The conventional approach to project risk management is pivoted around the Risk Register. Its primary purpose is to ensure that potential problems are identified before they become actual issues that may affect the project's budget and schedule.
A risk register is a table containing the following input columns: risk ID, description, category, probability, impact, score, the risk owner, status, alarm trigger, and others.
From an information modeling perspective, this data structure is an example of poor database architecture, matching the management theory state. It has serious flaws explained below.
The risk description actually hides an “if-then” condition loosely referencing entities (object and subject) not present in the database.
As the risk subject is missed, the risk entry can’t be automatically linked to the project budget and schedule.
The description and category define a generic risk source, while the ID value is an indicator of the project-specific risk. Mixing generic and specific instances is not a good practice.
Probability shall be an output of historical data analysis, not an expert’s input.
Impact shall be an output of the project data analysis, not an expert’s input.
Being a function output (proportional to the probability and impact values), the score shall not be stored in the table, but the function reference shall.
Status is an input, but in reality, it should be an output of some trigger constantly monitoring the “if-then” condition mentioned earlier.

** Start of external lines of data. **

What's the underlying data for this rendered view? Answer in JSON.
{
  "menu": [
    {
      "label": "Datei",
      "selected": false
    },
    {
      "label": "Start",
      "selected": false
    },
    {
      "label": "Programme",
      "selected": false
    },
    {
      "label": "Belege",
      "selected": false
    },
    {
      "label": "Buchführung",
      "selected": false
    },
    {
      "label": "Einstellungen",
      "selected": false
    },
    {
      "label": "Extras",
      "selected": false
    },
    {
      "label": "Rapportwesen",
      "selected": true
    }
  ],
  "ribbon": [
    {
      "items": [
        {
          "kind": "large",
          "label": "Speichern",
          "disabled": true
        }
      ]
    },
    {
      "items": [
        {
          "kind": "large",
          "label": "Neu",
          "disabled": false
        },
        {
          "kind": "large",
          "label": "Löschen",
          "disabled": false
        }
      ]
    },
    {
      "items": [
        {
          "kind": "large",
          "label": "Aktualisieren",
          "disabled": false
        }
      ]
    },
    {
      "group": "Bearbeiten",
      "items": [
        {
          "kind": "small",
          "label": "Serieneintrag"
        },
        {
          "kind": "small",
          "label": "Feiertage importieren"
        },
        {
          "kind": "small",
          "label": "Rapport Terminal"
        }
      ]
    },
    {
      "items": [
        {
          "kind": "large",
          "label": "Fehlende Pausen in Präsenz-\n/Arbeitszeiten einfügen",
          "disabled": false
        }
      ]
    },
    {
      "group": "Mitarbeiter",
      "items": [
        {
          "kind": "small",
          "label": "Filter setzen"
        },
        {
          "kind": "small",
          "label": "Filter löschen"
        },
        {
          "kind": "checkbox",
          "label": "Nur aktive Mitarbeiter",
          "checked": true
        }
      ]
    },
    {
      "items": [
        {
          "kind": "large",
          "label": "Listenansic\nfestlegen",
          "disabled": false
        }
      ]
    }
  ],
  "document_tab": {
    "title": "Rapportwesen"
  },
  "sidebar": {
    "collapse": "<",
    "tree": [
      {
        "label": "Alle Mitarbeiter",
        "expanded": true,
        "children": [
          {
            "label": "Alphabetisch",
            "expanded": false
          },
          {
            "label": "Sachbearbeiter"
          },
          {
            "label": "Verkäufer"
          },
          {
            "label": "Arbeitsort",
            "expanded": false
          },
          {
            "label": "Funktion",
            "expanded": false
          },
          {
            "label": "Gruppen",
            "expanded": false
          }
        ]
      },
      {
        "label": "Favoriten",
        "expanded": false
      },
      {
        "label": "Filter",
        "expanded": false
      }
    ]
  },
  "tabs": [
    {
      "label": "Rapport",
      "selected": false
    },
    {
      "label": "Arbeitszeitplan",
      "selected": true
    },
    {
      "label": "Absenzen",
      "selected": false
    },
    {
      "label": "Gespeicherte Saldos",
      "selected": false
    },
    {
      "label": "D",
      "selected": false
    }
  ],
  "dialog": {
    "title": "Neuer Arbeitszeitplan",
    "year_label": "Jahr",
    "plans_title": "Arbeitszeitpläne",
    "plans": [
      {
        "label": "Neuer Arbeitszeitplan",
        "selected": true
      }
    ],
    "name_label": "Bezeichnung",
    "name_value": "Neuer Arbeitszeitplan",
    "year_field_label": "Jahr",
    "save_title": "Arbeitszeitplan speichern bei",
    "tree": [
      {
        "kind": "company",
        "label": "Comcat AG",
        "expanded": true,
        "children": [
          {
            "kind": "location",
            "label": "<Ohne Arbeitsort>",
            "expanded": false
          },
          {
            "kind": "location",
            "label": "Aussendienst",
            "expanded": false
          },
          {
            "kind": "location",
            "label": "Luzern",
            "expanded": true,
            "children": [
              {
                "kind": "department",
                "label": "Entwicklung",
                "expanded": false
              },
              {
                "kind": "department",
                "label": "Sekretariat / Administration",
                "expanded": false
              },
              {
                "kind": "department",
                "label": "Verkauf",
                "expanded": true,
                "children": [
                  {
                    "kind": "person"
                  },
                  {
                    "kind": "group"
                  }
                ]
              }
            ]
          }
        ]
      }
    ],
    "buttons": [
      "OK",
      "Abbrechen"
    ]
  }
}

Risk owner links a potential problem, which may never be realized, to actual project resources. It is a good practice to describe temporary links in another table referencing a generic risk group, not a specific one.
The mentioned flaws, not visible in the Risk Register with a small number of entries (below 50), become an insurmountable challenge in the mega-projects executed in parallel, where a number of entries may be over 200.
Crenger.com replaced Risk Register with Risk Prediction Framework, discussed below. Its starting point is the risk definition. In conventional project management, it is written as follows.
Risk = probability*impact, (A)
The equation works satisfactorily when both probability and impact are defined qualitatively – low, mid, high. Moving to quantitative values requires a more rigorous definition of the equation components.
An approach to the probability prediction may be illustrated by two base cases - technology-expertise mismatch and time-interval mismatch.
The former is so dangerous that companies prohibit quoting bespoke equipment pieces deviating in capacity by more than 20% from successfully operated ones (used as Reference Capacity-Technology Class). Probability P as a function of deviation D may be written as follows.
p(d) = 0 if d ≤ 20% and p(d) = 1 if d > 20%
In neural networks, such a condition is a first step in selecting an activation function – a close approximation of it. Popular types are Sigmoid, Tanh, ReLU, and others. Activation function is a proven way to capture non-linearity in risk perception. It is the beginning of neural work application to the project risk prediction.
The second case takes into account the sliding time window of the project schedule and its tasks.
With an accuracy sufficient for most cases, the probability may be defined as follows.
probability = Pe*Ps*Pt, (B)
Where Pe – probability of an event with a known time interval, Ps – probability of the event occurrence within the project timeline, Pt – probability of coincidence of the project-specific tasks and the event that already occurred.
The equation above converts a prior probability Pe to different time intervals.
Let’s find the bankruptcy probability of a company supplying bespoke equipment, provided that only two similar companies out of 10 have gone bankrupt over the last 30 years. The project duration is 3 years, and the cumulative duration of the project tasks that may potentially be affected by the event is 1 year.
Probability = (2/10)*(3/30)*(1/3) = 0.0067
As seen, the probability calculation requires the project schedule data. It becomes critical in the risk impact prediction. Regardless of the actual scenario, the risk impact on the project will probably not surpass the monetary value defined as follows.
impact < task_budget + schedule_drag * penalty, (C)
where schedule drag is calculated for the case where the task is 100% overdue.
The database maintained by conventional project management is insufficient for calculating Equation C right side, merging the maximum schedule and budget impacts.
The important inference from Equations B and C is that the schedule task defines the risk scope, probability, and impact. As the task is supposed to be linked to named resources, they become the risk owner automatically.
Obviously, the maximum count of entries in the risk register cannot surpass the number of project tasks. Tasks on the schedule critical path automatically define a group of critical risks.
Alarm triggers monitor task execution. Any substantial deviation in the task scope or duration shall change the risk status to an active one and launch the impact mitigation plan.
Crenger.com introduces a new indicator of the task health – Safety Integrity Level (SIL). It changes from 1 (healthy) to some minimum at which the task stops being atomic and manageable.
The task inspector constantly iterates through high-risk tasks and validates SIL. If it is below a minimum, the inspector changes the task risk status and raises an alarm.